A Strange Tangent, but an important thing I wish on record.

Oct 19, 2005 23:00



You fit in with:
Humanism

Your ideals mostly resemble that of a Humanist. Although you do not have a lot of faith, you are devoted to making this world better, in the short time that you have to live. Humanists do not generally believe in an afterlife, and therefore, are committed to making the world a better place for themselves and future generations.

0% scientific.
80% reason-oriented.



Take this quiz at QuizGalaxy.com

Hurricanes, earthquakes, and the choice of US president have all been atributed to The Deity, under whatever Nom de plume the speaker chooses.

This confirms my personal belief that the Deity of the Book, if it exists and is a being of deliberate premeditated acts HATES US ALL.

It is my understanding that it is a legal requirement for a Funeral that a member of the recognised clergy officiate at the funeral service. At least if you're going into hallowed ground, or using the crem.

The Crem has always seemed a big fucking waste to me. All that energy used to destroy perfectly good fertiliser. Even when the corpse is buried, no fucker plants anything worth growing on the grave. Can the starving millions eat lillies? At least we could have the decency to whack a turbine on the crem and put something back into the system.

Anyway. I have requests.

I've been to too many funerals for my family where the appointed clergyman had never met the deceased, and insisted on waffling on for an eternity. No church service I have attended has done anything to dissuade me from the notion that christianity is an overblown death cult. (Serve Him, for He died...)
I don't follow any other self-appointed mouthpiece of world faith either. So.

I don't own a boat, and have no particularly glorious deeds of combat, so unfortunately the big viking Do is pretty much ruled out. I see no point in paying for a plot. This leaves my mortal remains at the crem.

If a clergyman has to be there, and if none of the people who legitimately knew me in life qualify for the post, I want the clergyman to be a trappist monk. It is my understanding that their vows prohibit them from speaking more than a certain amount each day, and I would love it if the eulogy was delivered in mime. It would certainly cause no harm, and go some of the way toward cheering folk up, which is more than can be said for most religious speeches.

"For those in peril on the sea" must not be played. I abhor the tune, and also abhor the tendency of a certain member of my family to request it at each church service. It was played at my Mum's funeral because that relative told the minister it was my mum's favourite, and ever since I've hated the tune and borne a teeny bit of a grudge.
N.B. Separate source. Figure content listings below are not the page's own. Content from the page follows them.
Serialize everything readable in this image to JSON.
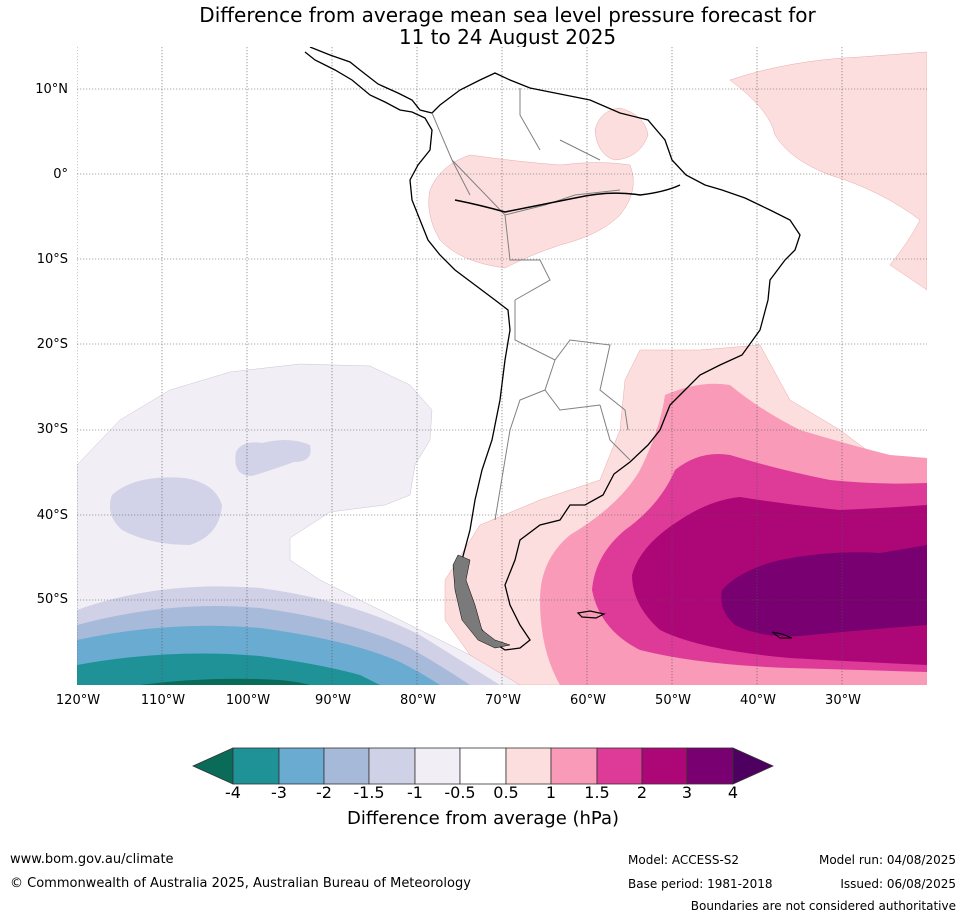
{
  "title": {
    "line1": "Difference from average mean sea level pressure forecast for",
    "line2": "11 to 24 August 2025"
  },
  "map": {
    "lat_labels": [
      "10°N",
      "0°",
      "10°S",
      "20°S",
      "30°S",
      "40°S",
      "50°S"
    ],
    "lon_labels": [
      "120°W",
      "110°W",
      "100°W",
      "90°W",
      "80°W",
      "70°W",
      "60°W",
      "50°W",
      "40°W",
      "30°W"
    ],
    "gridlines": "dotted",
    "lon_range": [
      -120,
      -21
    ],
    "lat_range": [
      -60,
      15
    ]
  },
  "colorbar": {
    "title": "Difference from average (hPa)",
    "ticks": [
      "-4",
      "-3",
      "-2",
      "-1.5",
      "-1",
      "-0.5",
      "0.5",
      "1",
      "1.5",
      "2",
      "3",
      "4"
    ],
    "colors": {
      "below_-4": "#0a6b58",
      "-4_-3": "#1f9298",
      "-3_-2": "#6aabd1",
      "-2_-1.5": "#a6b9d9",
      "-1.5_-1": "#cfd1e6",
      "-1_-0.5": "#f1eef5",
      "-0.5_0.5": "#ffffff",
      "0.5_1": "#fddede",
      "1_1.5": "#f99ab8",
      "1.5_2": "#de3a98",
      "2_3": "#ad0677",
      "3_4": "#790070",
      "above_4": "#4e0060"
    }
  },
  "footer": {
    "website": "www.bom.gov.au/climate",
    "copyright": "© Commonwealth of Australia 2025, Australian Bureau of Meteorology",
    "model": "Model: ACCESS-S2",
    "base_period": "Base period: 1981-2018",
    "model_run": "Model run: 04/08/2025",
    "issued": "Issued: 06/08/2025",
    "disclaimer": "Boundaries are not considered authoritative"
  }
}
Perhaps "There's a light (over at the frankenstein place)" instead.

My send off had better be a Day Never To Forget (good times) rather than a Day To Remember (Bad times).

I would like a photographer to be present. Such an event is often a gathering of freinds who have not been together for years, usually looking their best for the occasion. I feel that the lack of wedding-style photographs is a missed opportunity. Here are freinds and relatives gathered to celebrate the life of the deceased, and to wish them well in their next phase of existence (in the hope that there will be a next phase.) Either people believe that this phase will be good (Heaven or a higher rung of the ladder of reincarnation) or bad (hell or oblivion.) and if they really think the latter, then they can damn well celebrate the fact the old bastard's not around anymore.

Whatever the case, if you end up at My funeral, it means I'll have embarked on the "big Adventure" before you.

In similar vein, I want "Just buried" written on the back of the hearse.

Yes, I want the whole thing to be a farce. because the whole thing is. A funeral disposes of the waste products left behind when life ends. The deceased no longer has need of what goes in the crem. The Deceased is no longer home. (If they are, then you have much more to be concerned about than organizing a eulogy.) The lifeless body is merely an intricately arranged collection of garbage. We do not have ceremonies to dispose of empty milk bottles, nor do we assume that because they once held milk, that the cow gives them any regard.